Microcurrent – Botox’s Other Half

Microcurrent facials

 

Cosmetic surgeons who are administrating the ever popular neurotoxin botox, are also recommending that patients seek out another treatment as a complement. This treatment is an electric facial called microcurrent. During a session, low levels of microcurrent are delivered to the face, this stimulates the muscles and provides plumpness and control of muscular activity. Microcurrent sessions are able to recreate the desired effect of fillers and other cosmetics used to achieve a youthful appearance.

 

Botox does not have a direct opposing effect to fillers because it does not work directly on the muscles, it actually works on the neurotransmitters stopping them from allowing muscles to contract. Botox got its start in medicine when it was used by doctors to relax uncontrollable blinking and prevent ‘cross-eyes’ , it then evolved for use as an anti-aging treatment. Muscles are immobilized to allow for the reduction of frown lines and the like.
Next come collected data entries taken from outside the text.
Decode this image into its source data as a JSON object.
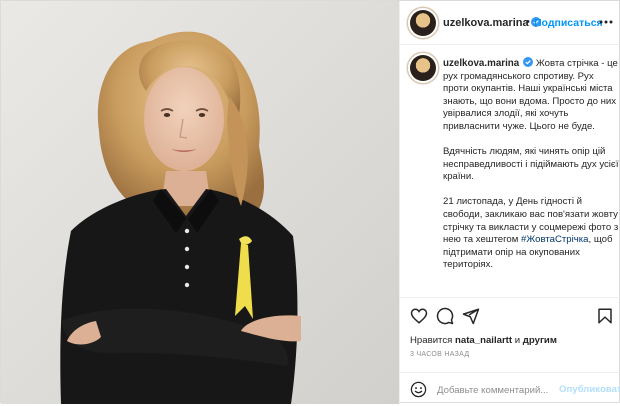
{
  "post": {
    "username": "uzelkova.marina",
    "follow_label": "Подписаться",
    "header_separator": "•",
    "caption": {
      "paragraph_1": "Жовта стрічка - це рух громадянського спротиву. Рух проти окупантів. Наші українські міста знають, що вони вдома. Просто до них увірвалися злодії, які хочуть привласнити чуже. Цього не буде.",
      "paragraph_2": "Вдячність людям, які чинять опір цій несправедливості і підіймають дух усієї країни.",
      "paragraph_3_before": "21 листопада, у День гідності й свободи, закликаю вас пов'язати жовту стрічку та викласти у соцмережі фото з нею та хештегом",
      "hashtag": "#ЖовтаСтрічка",
      "paragraph_3_after": ", щоб підтримати опір на окупованих територіях."
    },
    "likes": {
      "prefix": "Нравится",
      "user": "nata_nailartt",
      "suffix": "и",
      "others": "другим"
    },
    "timestamp": "3 часов назад",
    "comment": {
      "placeholder": "Добавьте комментарий...",
      "publish_label": "Опубликовать"
    }
  },
  "icons": {
    "verified": "verified-badge-icon",
    "more": "more-options-icon",
    "like": "heart-icon",
    "comment": "comment-bubble-icon",
    "share": "paper-plane-icon",
    "save": "bookmark-icon",
    "emoji": "smiley-icon"
  },
  "colors": {
    "accent": "#0095f6",
    "verified": "#3897f0",
    "publish_disabled": "#b2dffc",
    "ribbon": "#f2e15a",
    "hashtag": "#00376b"
  }
}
When a muscle is immobilized it has the tendency to atrophy this can be useful when trying to slim down the face for example slimming down a jaw line.

 

Muscle atrophy due to neurotoxin injections can lead to unwanted diminished muscle tone leading to ‘flat’ appearance to the face. To diminish the loss of plumpness associated with youth, doctors are recommending microcurrent, which, together with the correct diet and topical treatments can be used as a optimized anti-wrinkle treatment.

 

The use of electric current in treatment is not as new or scary as it sounds, doctors have made use of it to treat a variety of ailments, from chronic headaches and pain to the repair of muscles. On a muscular level microcurrents work to train and tone muscles allowing the fibres to shorten and increase elasticity. A prominent skin physiologist has noted that microcurrent treatments can significantly increase the skin’s main structural proteins, collagen and elastin as well as glycosaminoglycans such as hyaluronic acid which is used in many anti-aging treatments. Not only does microcurrent enhance a natural facial structure, it can also create a more symmetrical looking face. In order to accentuate one half of the face, doctors will stimulate one side of the face more.

 

Electric facials are widely available in salons such as Elizabeth Ardon’s Red Door, to cosmetic stores such as Perricone and even at hotel spas. There is also an FDA approved, handheld, microcurrent device available it is called the Nuface and was created by facilist Carol Cole. Sessions run from ten to thirty minutes.

 

Depending on where on the face the device is placed and the time of exposure, users can sculpt and lift their faces to achieve a desired look. One makeup artists notes that users can give their eyes an almond appearance or create arches in eyebrows. Because of the tightening and lifting abilities, it is noted that the device gives a fresh wide-eye appearance that is still subtle enough for people to recognize that there is something different but not know quite what it is.

 

A suggested timeline would be for patients to start at least three weeks before injections doing a microsessions twice a week or every other day. This allows to re-educate the muscles and will not short Botox’s effective time. It will prevent the muscles deteriorating too much so that a balance can be created. There should be six months before the next Botox session and at the end of it is recommended to have another sequence of the microcurrent facials three weeks prior to the new Botox application.
Cosmetic surgeons agree that Botox and microcurrent make perfect companions and should be used synergistically to successfully combat the signs of aging.